Finkenauer criticized the tax change for adding to the deficit and said she believes the bill is focused on wealthy Americans and corporations.

“Working families were an afterthought,” Finkenauer said. “That’s not how this is supposed to be done.”

The Congressional Budget Office estimated the tax change would make deficits $2.7 trillion larger than previously projected between 2018 and 2027.

Blum, who supported the tax act, pointed to the money he said families in the district would save with the tax cuts and increased take-home pay.

The candidates also focused on making communities safer and creating a comprehensive immigration-reform package.

The candidates agreed that addressing border security is important, but thay proposed different ways to secure them.

“It’s something again I don’t think Democrats or Republicans have gotten right, and it’s another issue they play politics with,” Finkenauer said.

She said she supports border security as well as creating a path to citizenship for immigrants, including those who came to the U.S. illegally.

Blum’s approach would address border security first before creating immigration reform. To secure the border, Blum said, a patrolled barrier of sorts would be necessary.

“I believe in the rule of law, and I don’t believe for a second that if you don’t like the law, you ignore it,” he said. “I am 1,000 percent for legal immigration, but you have to do it the right way.”

With last year’s failed Republican attempts to repeal the Affordable Care Act, more commonly known as “Obamacare,” Blum and Finkenauer discussed their opinions on health care in the U.S.

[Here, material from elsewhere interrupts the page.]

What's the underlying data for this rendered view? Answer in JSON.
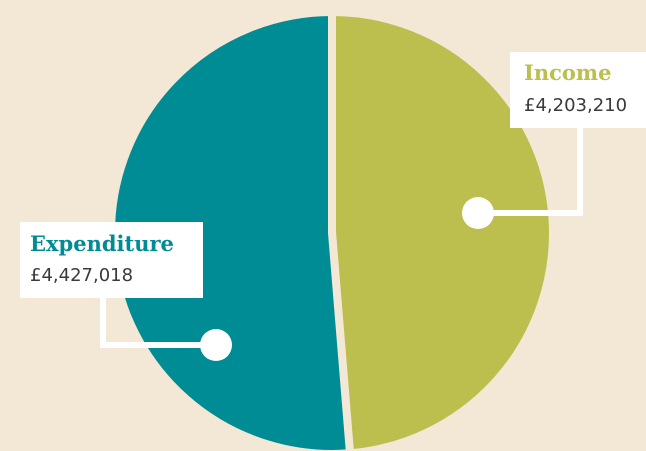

“The miracle of the free marketplace will drive costs down,” Blum said during the debate.

Finkenauer, however, believes in adding a public option to the Affordable Care Act and allowing people to buy in to Medicaid.

“We have to get serious about health care, and we have to get something done,” Finkenauer said.

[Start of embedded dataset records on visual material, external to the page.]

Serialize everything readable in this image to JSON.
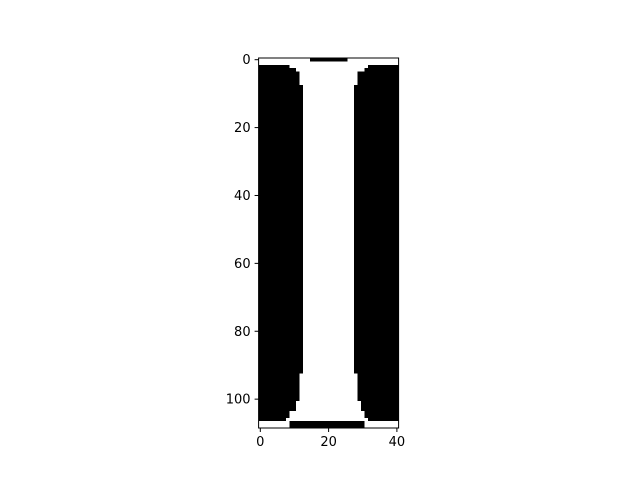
{
  "chart_data": {
    "type": "heatmap",
    "title": "",
    "xlabel": "",
    "ylabel": "",
    "image_shape": [
      109,
      41
    ],
    "colormap": {
      "0": "#000000",
      "1": "#ffffff"
    },
    "x_ticks": [
      0,
      20,
      40
    ],
    "y_ticks": [
      0,
      20,
      40,
      60,
      80,
      100
    ],
    "xlim": [
      -0.5,
      40.5
    ],
    "ylim": [
      108.5,
      -0.5
    ],
    "grid": false,
    "legend": "none",
    "description_regions": [
      {
        "value": 0,
        "row_start": 0,
        "row_end": 0,
        "col_start": 15,
        "col_end": 25
      },
      {
        "value": 0,
        "row_start": 2,
        "row_end": 3,
        "col_start": 0,
        "col_end": 8
      },
      {
        "value": 0,
        "row_start": 2,
        "row_end": 3,
        "col_start": 32,
        "col_end": 40
      },
      {
        "value": 0,
        "row_start": 3,
        "row_end": 4,
        "col_start": 0,
        "col_end": 10
      },
      {
        "value": 0,
        "row_start": 3,
        "row_end": 4,
        "col_start": 31,
        "col_end": 40
      },
      {
        "value": 0,
        "row_start": 4,
        "row_end": 8,
        "col_start": 0,
        "col_end": 11
      },
      {
        "value": 0,
        "row_start": 4,
        "row_end": 8,
        "col_start": 29,
        "col_end": 40
      },
      {
        "value": 0,
        "row_start": 8,
        "row_end": 92,
        "col_start": 0,
        "col_end": 12
      },
      {
        "value": 0,
        "row_start": 8,
        "row_end": 92,
        "col_start": 28,
        "col_end": 40
      },
      {
        "value": 0,
        "row_start": 92,
        "row_end": 100,
        "col_start": 0,
        "col_end": 11
      },
      {
        "value": 0,
        "row_start": 92,
        "row_end": 100,
        "col_start": 29,
        "col_end": 40
      },
      {
        "value": 0,
        "row_start": 100,
        "row_end": 103,
        "col_start": 0,
        "col_end": 10
      },
      {
        "value": 0,
        "row_start": 100,
        "row_end": 103,
        "col_start": 30,
        "col_end": 40
      },
      {
        "value": 0,
        "row_start": 103,
        "row_end": 105,
        "col_start": 0,
        "col_end": 8
      },
      {
        "value": 0,
        "row_start": 103,
        "row_end": 105,
        "col_start": 31,
        "col_end": 40
      },
      {
        "value": 0,
        "row_start": 105,
        "row_end": 106,
        "col_start": 0,
        "col_end": 7
      },
      {
        "value": 0,
        "row_start": 105,
        "row_end": 106,
        "col_start": 32,
        "col_end": 40
      },
      {
        "value": 0,
        "row_start": 107,
        "row_end": 108,
        "col_start": 9,
        "col_end": 30
      }
    ]
  }
}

Iowa’s 1st District comprises approximately 497,000 active voters with a majority of them registered as no party. There are approximately 20,000 more registered Democrats than registered Republicans. In recent months, the number of active registered voters in the district has been slowly growing, according to data from the Iowa Secretary of State’s Office.

Finkenauer is a native of Dubuque and has represented state House District 99 since 2014. During her tenure in the Legislature, she sat on the House committees on transportation, commerce, and government oversight, where she was a ranking member. She currently sits on the House Economic Growth Committee.

Blum, also a Dubuque resident, was first elected to Congress in the 2014 midterm election; in the House, he serves on the Budget and Oversight and Government Reform Committees.

The second debate will be held Oct. 16 in the CBS Studio 2 in Cedar Rapids.